米国を代表する男性誌「プレイボーイ」がヌード写真の掲載を来年からやめると発表した。
ヌードがインターネットで簡単に見られる時代。
日本の雑誌はどうするのか。
土曜休日の夕刻、あらためてその内容をみてみよう。
■電子版で先行、閲覧者増える
「プレイボーイでは、ヌードはもう古い」
10月中旬、米ニューヨーク・タイムズ紙が1面でプレイボーイの「脱ヌード」を報じると、他の新聞やテレビも次々に大きく扱った。
一つの時代が終わった象徴として注目された。
1953年、マリリン・モンローのヌード写真を掲載したプレイボーイの創刊は、米社会の変革を示す出来事だった。
写真が高品質で製本も高級だったことがそれまでの雑誌とは大きく違い、大ヒットした。
ジャーナリストのデビッド・ハルバースタム氏は著作で「セックスが隠れて求める暗いものではなく、楽しむものだという考えを広めた」と指摘した。
しかし、インターネットが現れ、過激な写真や動画が簡単に見られる時代に突入する。
プレイボーイが一足先にウェブサイトを「職場で閲覧しても安全」な内容にすると、見る人の数が増えたという。
うさぎをあしらったプレイボーイのロゴの認知度は世界屈指との調査もあり、「脱ヌード」はブランドを守る経営判断とも言えそうだ。
■日本の週刊誌「旧来を踏襲」
一方の日本。
ネット上にヌードがあふれるのは同じだが、週刊現代(講談社)や週刊ポスト(小学館)など、一部の週刊誌は、ほぼ毎週ヌード写真を掲載している。
週刊現代の元編集長で「ヘア・ヌード」という言葉を作ったとされる元木昌彦さんは、この2誌のヌードを「大いなるマンネリ」と指摘する。
戦後創刊した男性向けの週刊誌の多くは、政治や経済からヌードまで1冊数百円であらゆる分野を楽しめる「幕の内弁当」スタイルが特徴で、いまも「旧来のスタイルを引きずっている」という。

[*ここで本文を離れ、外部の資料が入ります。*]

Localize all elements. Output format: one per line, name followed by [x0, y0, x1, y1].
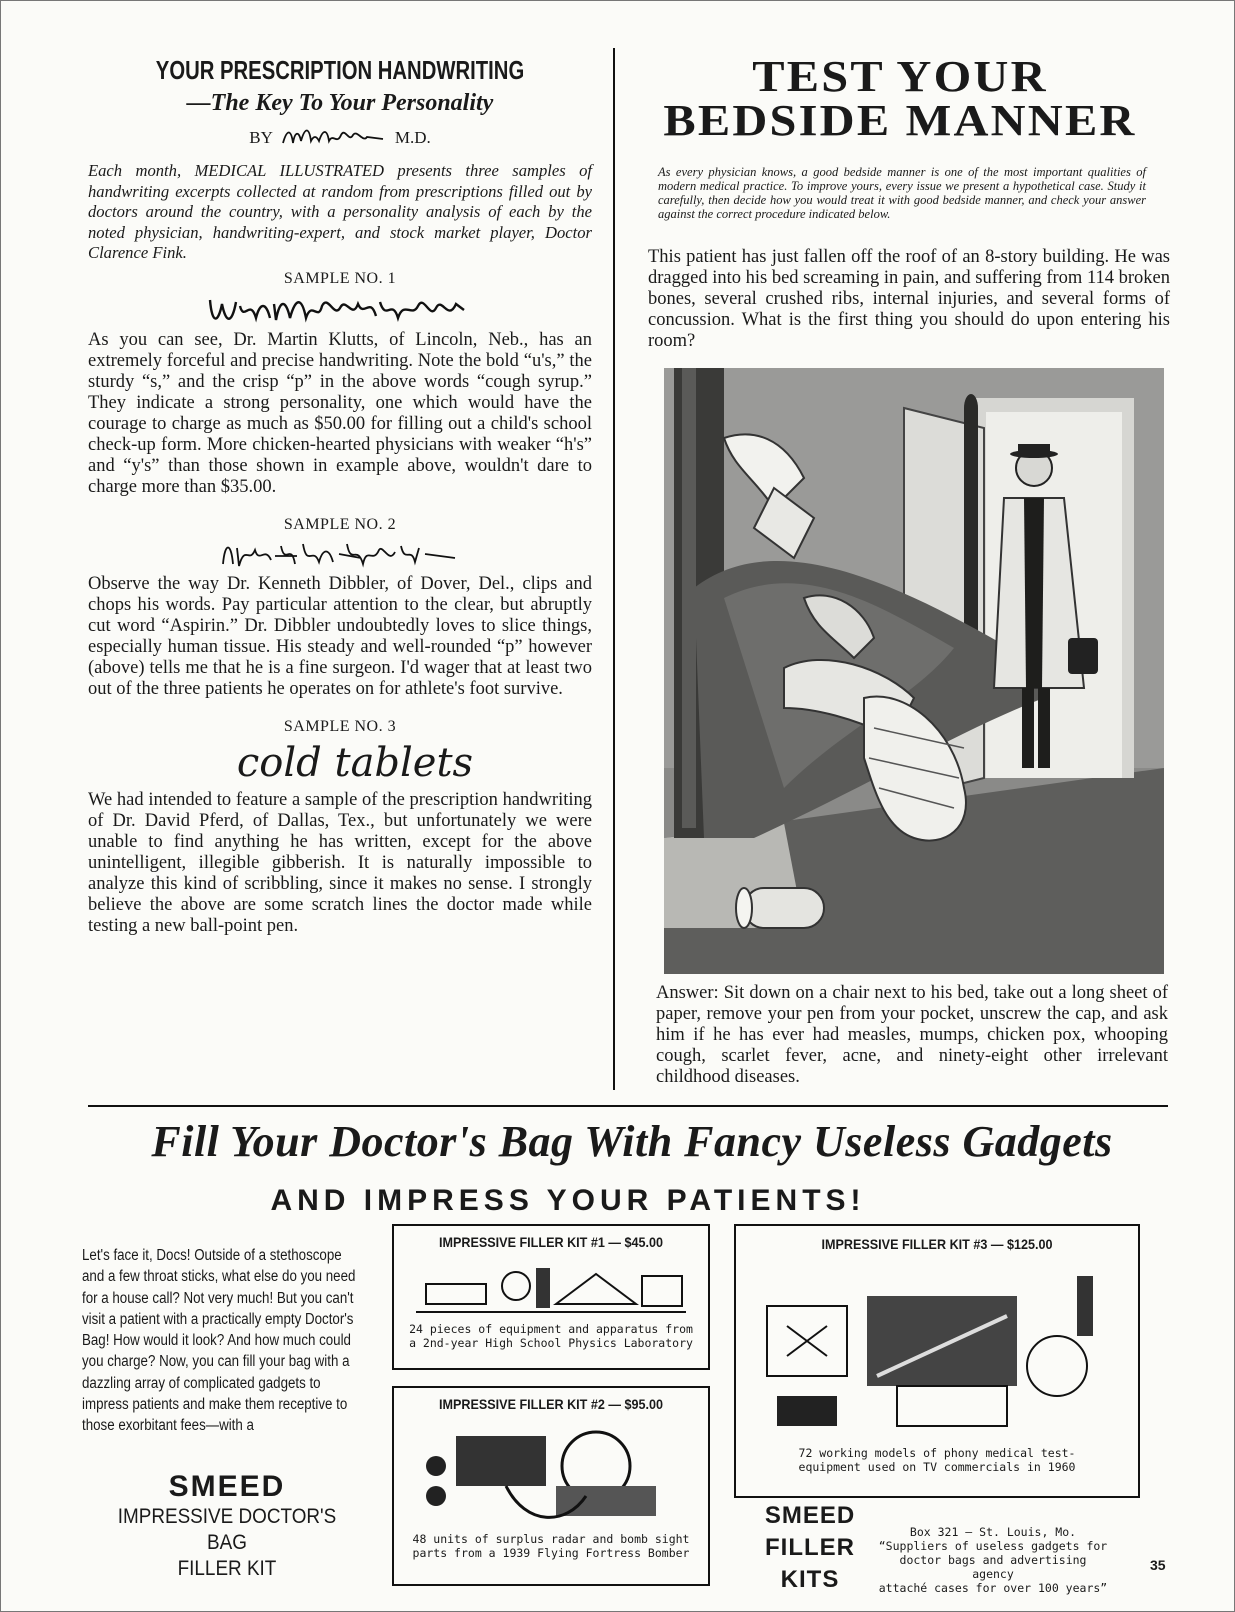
signature-scribble — [279, 125, 389, 151]
kit-3-equipment-illustration — [747, 1256, 1127, 1446]
footer-brand-1: SMEED — [764, 1502, 856, 1529]
kit-3-desc-line1: 72 working models of phony medical test- — [798, 1446, 1076, 1460]
footer-brand-3: KITS — [780, 1566, 840, 1593]
byline-suffix: M.D. — [394, 128, 431, 147]
product-line-2: FILLER KIT — [177, 1557, 277, 1580]
handwriting-sample-1 — [200, 288, 480, 330]
kit-1-equipment-illustration — [406, 1254, 696, 1322]
kit-2-equipment-illustration — [406, 1416, 696, 1532]
smeed-product-block — [82, 1470, 372, 1582]
kit-1-title: IMPRESSIVE FILLER KIT #1 — $45.00 — [438, 1234, 664, 1250]
bedside-title-line2: BEDSIDE MANNER — [663, 96, 1137, 145]
kit-1-desc-line1: 24 pieces of equipment and apparatus from — [409, 1322, 693, 1336]
kit-3-box — [734, 1224, 1140, 1498]
ad-copy: Let's face it, Docs! Outside of a stethoscope and a few throat sticks, what else do you need for a house call? Not very much! But you can't visit a patient with a practically empty Doctor's Bag! How would it look? And how much could you charge? Now, you can fill your bag with a dazzling array of complicated gadgets to impress patients and make them receptive to those exorbitant fees—with a — [82, 1247, 356, 1435]
bedside-answer: Answer: Sit down on a chair next to his bed, take out a long sheet of paper, remove your pen from your pocket, unscrew the cap, and ask him if he has ever had measles, mumps, chicken pox, whooping cough, scarlet fever, acne, and ninety-eight other irrelevant childhood diseases. — [656, 983, 1168, 1087]
company-address — [878, 1525, 1108, 1595]
sample-3-heading: SAMPLE NO. 3 — [283, 717, 397, 735]
sample-2-heading: SAMPLE NO. 2 — [283, 515, 397, 533]
kit-2-desc-line1: 48 units of surplus radar and bomb sight — [412, 1532, 690, 1546]
kit-3-title: IMPRESSIVE FILLER KIT #3 — $125.00 — [821, 1236, 1053, 1252]
sample-1-heading: SAMPLE NO. 1 — [283, 269, 397, 287]
product-line-1: IMPRESSIVE DOCTOR'S BAG — [117, 1505, 337, 1554]
address-line-2: “Suppliers of useless gadgets for — [878, 1539, 1108, 1553]
kit-2-title: IMPRESSIVE FILLER KIT #2 — $95.00 — [438, 1396, 664, 1412]
article-title: YOUR PRESCRIPTION HANDWRITING — [155, 55, 525, 85]
kit-2-box — [392, 1386, 710, 1586]
address-line-4: attaché cases for over 100 years” — [878, 1581, 1108, 1595]
kit-1-box — [392, 1224, 710, 1370]
handwriting-article — [88, 55, 592, 937]
kit-1-desc-line2: a 2nd-year High School Physics Laboratory — [409, 1336, 693, 1350]
article-subtitle: —The Key To Your Personality — [186, 90, 494, 116]
section-divider — [88, 1105, 1168, 1107]
handwriting-sample-2 — [215, 534, 465, 574]
bedside-intro: As every physician knows, a good bedside manner is one of the most important qualities of modern medical practice. To improve yours, every issue we present a hypothetical case. Study it carefully, then decide how you would treat it with good bedside manner, and check your answer against the correct procedure indicated below. — [658, 165, 1146, 221]
patient-illustration — [664, 368, 1164, 974]
address-line-1: Box 321 — St. Louis, Mo. — [909, 1525, 1077, 1539]
byline — [88, 125, 592, 151]
column-divider — [613, 48, 615, 1090]
sample-1-text: As you can see, Dr. Martin Klutts, of Lincoln, Neb., has an extremely forceful and precise handwriting. Note the bold “u's,” the sturdy “s,” and the crisp “p” in the above words “cough syrup.” They indicate a strong personality, one which would have the courage to charge as much as $50.00 for filling out a child's school check-up form. More chicken-hearted physicians with weaker “h's” and “y's” than those shown in example above, wouldn't dare to charge more than $35.00. — [88, 329, 592, 497]
byline-prefix: BY — [249, 128, 273, 147]
footer-brand-2: FILLER — [765, 1534, 855, 1561]
kit-3-desc-line2: equipment used on TV commercials in 1960 — [798, 1460, 1076, 1474]
sample-2-text: Observe the way Dr. Kenneth Dibbler, of Dover, Del., clips and chops his words. Pay particular attention to the clear, but abruptly cut word “Aspirin.” Dr. Dibbler undoubtedly loves to slice things, especially human tissue. His steady and well-rounded “p” however (above) tells me that he is a fine surgeon. I'd wager that at least two out of the three patients he operates on for athlete's foot survive. — [88, 573, 592, 699]
kit-2-desc-line2: parts from a 1939 Flying Fortress Bomber — [412, 1546, 690, 1560]
article-intro: Each month, MEDICAL ILLUSTRATED presents three samples of handwriting excerpts collected at random from prescriptions filled out by doctors around the country, with a personality analysis of each by the noted physician, handwriting-expert, and stock market player, Doctor Clarence Fink. — [88, 161, 592, 262]
bedside-manner-article — [630, 52, 1170, 352]
page-number: 35 — [1150, 1557, 1166, 1573]
bedside-question: This patient has just fallen off the roof of an 8-story building. He was dragged into his bed screaming in pain, and suffering from 114 broken bones, several crushed ribs, internal injuries, and several forms of concussion. What is the first thing you should do upon entering his room? — [648, 247, 1170, 351]
sample-3-text: We had intended to feature a sample of the prescription handwriting of Dr. David Pferd, of Dallas, Tex., but unfortunately we were unable to find anything he has written, except for the above unintelligent, illegible gibberish. It is naturally impossible to analyze this kind of scribbling, since it makes no sense. I strongly believe the above are some scratch lines the doctor made while testing a new ball-point pen. — [88, 789, 592, 936]
handwriting-sample-3: cold tablets — [236, 739, 474, 786]
smeed-brand: SMEED — [168, 1470, 286, 1503]
bedside-title-line1: TEST YOUR — [752, 52, 1048, 101]
ad-subhead: AND IMPRESS YOUR PATIENTS! — [270, 1184, 866, 1217]
ad-headline: Fill Your Doctor's Bag With Fancy Useless Gadgets — [151, 1117, 1113, 1166]
smeed-filler-kits — [750, 1500, 870, 1596]
address-line-3: doctor bags and advertising agency — [899, 1553, 1087, 1581]
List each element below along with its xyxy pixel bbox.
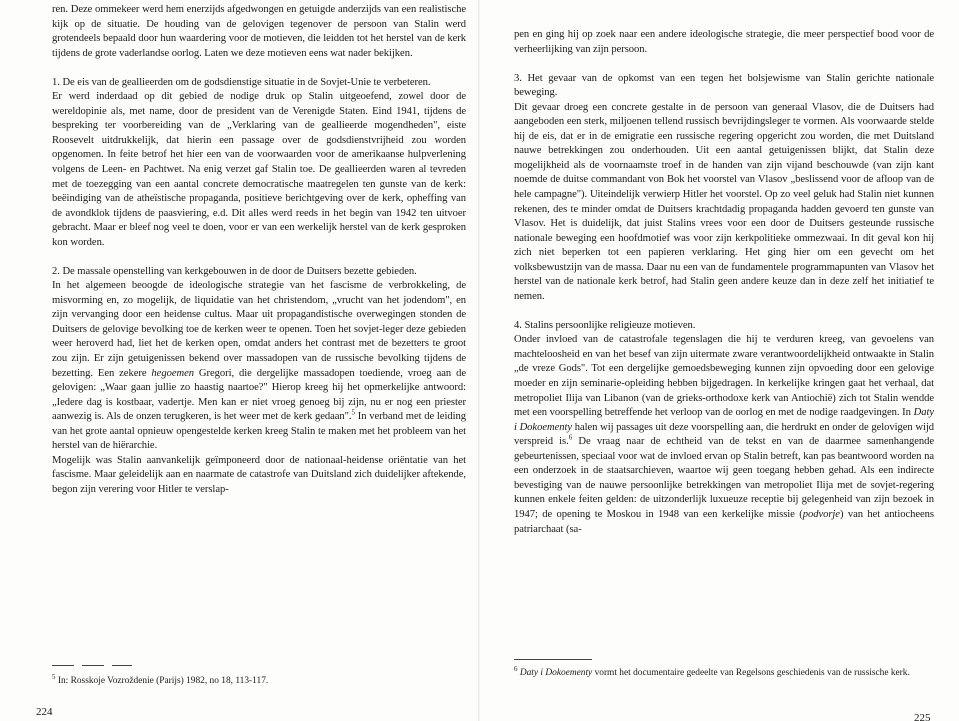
italic-title: Daty i Dokoementy [514, 407, 934, 433]
paragraph: Er werd inderdaad op dit gebied de nodige druk op Stalin uitgeoefend, zowel door de wereldopinie als, met name, door de president van de Verenigde Staten. Eind 1941, tijdens de bespreking ter voorbereiding van de „Verklaring van de geallieerde mogendheden", eiste Roosevelt uitdrukkelijk, dat hierin een passage over de godsdienstvrijheid zou worden opgenomen. In feite betrof het hier een van de voorwaarden voor de amerikaanse hulpverlening volgens de Leen- en Pachtwet. Na enig verzet gaf Stalin toe. De geallieerden waren al tevreden met de toezegging van een aantal concrete democratische maatregelen ten gunste van de kerk: beëindiging van de atheïstische propaganda, positieve berichtgeving over de kerk, opheffing van de avondklok tijdens de paasviering, e.d. Dit alles werd reeds in het begin van 1942 ten uitvoer gebracht. Maar er bleef nog veel te doen, voor er van een werkelijk herstel van de kerk gesproken kon worden. [52, 91, 466, 248]
text-run: ) van het antiocheens patriarchaat (sa- [514, 508, 934, 535]
footnote-text: vormt het documentaire gedeelte van Regelsons geschiedenis van de russische kerk. [592, 668, 910, 678]
section-heading: 2. De massale openstelling van kerkgebouwen in de door de Duitsers bezette gebieden. [52, 265, 417, 277]
section-heading: 4. Stalins persoonlijke religieuze motieven. [514, 319, 696, 331]
paragraph: Mogelijk was Stalin aanvankelijk geïmponeerd door de nationaal-heidense oriëntatie van het fascisme. Maar geleidelijk aan en naarmate de catastrofe van Duitsland zich duidelijker aftekende, begon zijn verering voor Hitler te verslap- [52, 454, 466, 495]
page-number: 225 [914, 712, 931, 721]
italic-term: hegoemen [151, 367, 194, 379]
footnote-text: In: Rosskoje Vozroždenie (Parijs) 1982, no 18, 113-117. [55, 676, 269, 686]
footnote-italic-title: Daty i Dokoementy [519, 668, 593, 678]
paragraph [52, 279, 466, 454]
text-run: In verband met de leiding van het grote aantal opnieuw opengestelde kerken kreeg Stalin te maken met het probleem van het herstel van de hiërarchie. [52, 411, 466, 452]
paragraph: pen en ging hij op zoek naar een andere ideologische strategie, die meer perspectief bood voor de verheerlijking van zijn persoon. [514, 29, 934, 55]
text-run: Onder invloed van de catastrofale tegenslagen die hij te verduren kreeg, van gevoelens van machteloosheid en van het besef van zijn uitermate zware verantwoordelijkheid ontwaakte in Stalin „de vreze Gods". Tot een dergelijke gemoedsbeweging kunnen zijn opvoeding door een gelovige moeder en zijn seminarie-opleiding hebben bijgedragen. In kerkelijke kringen gaat het verhaal, dat metropoliet Ilija van Libanon (van de grieks-orthodoxe kerk van Antiochië) zich tot Stalin wendde met een voorspelling betreffende het verloop van de oorlog en met de nodige raadgevingen. In [514, 334, 934, 419]
footnote-marker: 6 [514, 664, 518, 673]
paragraph: Dit gevaar droeg een concrete gestalte in de persoon van generaal Vlasov, die de Duitsers had aangeboden een sterk, miljoenen tellend russisch bevrijdingsleger te vormen. Als voorwaarde stelde hij de eis, dat er in de emigratie een russische regering opgericht zou worden, die met Duitsland nauwe betrekkingen zou onderhouden. Uit een aantal getuigenissen blijkt, dat Stalin deze mogelijkheid als de voornaamste troef in de handen van zijn vijand beschouwde (van zijn kant noemde de duitse commandant von Bok het voorstel van Vlasov „beslissend voor de afloop van de hele campagne"). Uiteindelijk verwierp Hitler het voorstel. Op zo veel geluk had Stalin niet kunnen rekenen, des te minder omdat de Duitsers krachtdadig propaganda hadden gevoerd ten gunste van Vlasov. Het is duidelijk, dat juist Stalins vrees voor een door de Duitsers gesteunde russische nationale beweging een hoofdmotief was voor zijn kerkpolitieke ommezwaai. In dit geval kon hij zich niet beperken tot een papieren verklaring. Het ging hier om een gevecht om het volksbewustzijn van de massa. Daar nu een van de fundamentele programmapunten van Vlasov het herstel van de nationale kerk betrof, had Stalin geen andere keuze dan in deze zelf het initiatief te nemen. [514, 101, 934, 302]
footnote-reference[interactable]: 6 [568, 433, 573, 442]
footnote [514, 664, 934, 680]
left-page-body [52, 3, 466, 498]
text-run: Gregori, die dergelijke massadopen toediende, vroeg aan de gelovigen: „Waar gaan jullie zo haastig naartoe?" Hierop kreeg hij het opmerkelijke antwoord: „Iedere dag is kostbaar, vadertje. Men kan er niet vroeg genoeg bij zijn, nu er nog een priester aanwezig is. Als de onzen terugkeren, is het weer met de kerk gedaan". [52, 367, 466, 423]
footnote-divider [52, 665, 132, 666]
section-heading: 3. Het gevaar van de opkomst van een tegen het bolsjewisme van Stalin gerichte nationale beweging. [514, 72, 934, 99]
footnote-marker: 5 [52, 672, 56, 681]
right-page-body [514, 28, 934, 537]
italic-term: podvorje [802, 508, 840, 520]
right-page [480, 0, 959, 721]
text-run: In het algemeen beoogde de ideologische strategie van het fascisme de verbrokkeling, de misvorming en, zo mogelijk, de liquidatie van het christendom, „vrucht van het jodendom", en zijn vervanging door een heidense cultus. Maar uit propagandistische overwegingen stonden de Duitsers de gelovige bevolking toe de kerken weer te openen. Toen het sovjet-leger deze gebieden weer heroverd had, liet het de kerken open, omdat anders het contrast met de bezetters te groot zou zijn. Er zijn getuigenissen bekend over massadopen van de russische bevolking tijdens de bezetting. Een zekere [52, 280, 466, 379]
footnote-rule [52, 665, 132, 666]
section-heading: 1. De eis van de geallieerden om de godsdienstige situatie in de Sovjet-Unie te verbeteren. [52, 76, 431, 88]
text-run: halen wij passages uit deze voorspelling aan, die herdrukt en onder de gelovigen wijd verspreid is. [514, 421, 934, 448]
paragraph [514, 333, 934, 537]
footnote [52, 672, 466, 688]
footnote-divider [514, 659, 592, 660]
footnote-rule [514, 659, 592, 660]
footnote-reference[interactable]: 5 [351, 408, 355, 417]
text-run: De vraag naar de echtheid van de tekst en van de daarmee samenhangende gebeurtenissen, speciaal voor wat de invloed ervan op Stalin betreft, kan pas beantwoord worden na een onderzoek in de staatsarchieven, waartoe wij geen toegang hebben gehad. Als een indirecte bevestiging van de nauwe persoonlijke betrekkingen van metropoliet Ilija met de sovjet-regering kunnen enkele feiten gelden: de uitzonderlijk luxueuze receptie bij gelegenheid van zijn bezoek in 1947; de opening te Moskou in 1948 van een kerkelijke missie ( [514, 436, 934, 520]
paragraph: ren. Deze ommekeer werd hem enerzijds afgedwongen en getuigde anderzijds van een realistische kijk op de situatie. De houding van de gelovigen tegenover de persoon van Stalin werd grotendeels bepaald door hun waardering voor de motieven, die leidden tot het herstel van de kerk tijdens de grote vaderlandse oorlog. Laten we deze motieven eens wat nader bekijken. [52, 4, 466, 59]
page-number: 224 [36, 706, 53, 718]
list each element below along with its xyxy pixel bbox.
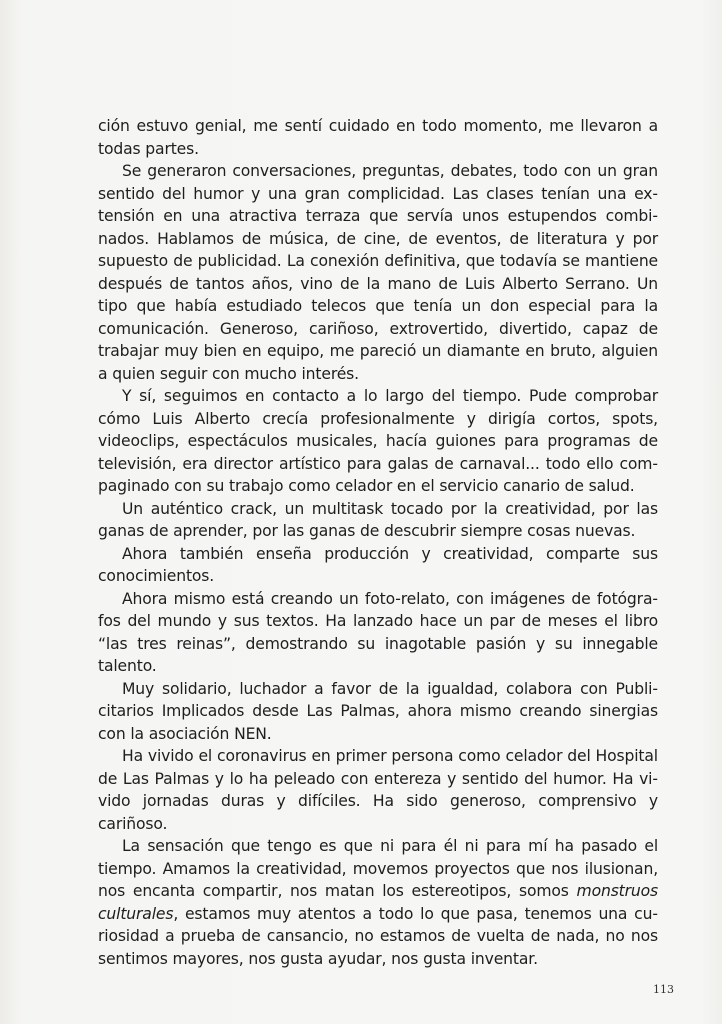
text-run: La sensación que tengo es que ni para él ni para mí ha pasado el tiempo. Amamos la creatividad, movemos proyectos que nos ilusionan, nos encanta compartir, nos matan los estereotipos, somos [98,837,658,900]
page-number: 113 [653,983,674,996]
paragraph: ción estuvo genial, me sentí cuidado en todo momento, me llevaron a todas partes. [98,117,658,158]
body-text [98,115,658,970]
paragraph: Se generaron conversaciones, preguntas, debates, todo con un gran sentido del humor y una gran complicidad. Las clases tenían una extensión en una atractiva terraza que servía unos estupendos combinados. Hablamos de música, de cine, de eventos, de literatura y por supuesto de publicidad. La conexión definitiva, que todavía se mantiene después de tantos años, vino de la mano de Luis Alberto Serrano. Un tipo que había estudiado telecos que tenía un don especial para la comunicación. Generoso, cariñoso, extrovertido, divertido, capaz de trabajar muy bien en equipo, me pareció un diamante en bruto, alguien a quien seguir con mucho interés. [98,162,658,383]
paragraph: Ahora también enseña producción y creatividad, comparte sus conocimientos. [98,544,658,585]
paragraph: Muy solidario, luchador a favor de la igualdad, colabora con Publicitarios Implicados desde Las Palmas, ahora mismo creando sinergias con la asociación NEN. [98,679,658,743]
paragraph-last [98,835,658,970]
italic-phrase: monstruos culturales [98,882,658,923]
paragraph: Un auténtico crack, un multitask tocado por la creatividad, por las ganas de aprender, por las ganas de descubrir siempre cosas nuevas. [98,499,658,540]
paragraph: Y sí, seguimos en contacto a lo largo del tiempo. Pude comprobar cómo Luis Alberto crecía profesionalmente y dirigía cortos, spots, videoclips, espectáculos musicales, hacía guiones para programas de televisión, era director artístico para galas de carnaval... todo ello compaginado con su trabajo como celador en el servicio canario de salud. [98,387,658,495]
paragraph: Ha vivido el coronavirus en primer persona como celador del Hospital de Las Palmas y lo ha peleado con entereza y sentido del humor. Ha vivido jornadas duras y difíciles. Ha sido generoso, comprensivo y cariñoso. [98,747,658,833]
paragraph: Ahora mismo está creando un foto-relato, con imágenes de fotógrafos del mundo y sus textos. Ha lanzado hace un par de meses el libro “las tres reinas”, demostrando su inagotable pasión y su innegable talento. [98,589,658,675]
text-run: , estamos muy atentos a todo lo que pasa, tenemos una curiosidad a prueba de cansancio, no estamos de vuelta de nada, no nos sentimos mayores, nos gusta ayudar, nos gusta inventar. [98,904,658,968]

元木さんが編集長だった90年代は、ヌードが「売り」になった時代。
大物女優が脱ぎ、「ヘア」が写った写真を週刊誌が掲載し始め、「ヌードもニュースになった」という。
特に現代とポストはヘアヌード掲載で部数を伸ばしたとされる。
そんなヘアヌードブームは去り、週刊誌は部数減少傾向が続く。
ポストと現代は「50代以上が読者層の大半」といい、最近は「死ぬまでSEX」といった狙いを定めた特集も目立つ。
元木さんは「部数を落とさないための消極的なヌード掲載。それが現状でしょう」と話す。
■芸術との区別、変化に期待も
ヌード写真の近現代をテーマにした写真展を開いたことがある東京都写真美術館の笠原美智子・事業企画課長は、プレイボーイの「脱ヌード」について「男性の性的な幻想を満たすヌード写真を掲載してきたが、雑誌にそんなヌードを求めない読者が増えたということ」と指摘する。
一方、欧米では芸術としてのヌード写真は「全く別物」として捉えられていて、美術館は展示会を頻繁に開催するという。
「日本でヌードは、芸術とそれ以外が一緒くたに見られる傾向がある。そんな現状が変わる機会になれば」と、笠原さんは願っている。
(2015.10.30 朝日新聞より抜粋)
☆☆☆やんジーのつぶやき
米プレイボーイ誌には、官能をドキドキ滾らせたものだ。
売りの「外人ヌード」をやめてしまうのは、一抹の寂しさがある。
しかし、時代の趨勢とはいえ、往年のファンのひとりとしては、ネットで簡単に見られるヌードを凌駕する「プレイボーイ」流のヌードを目指してほしかった。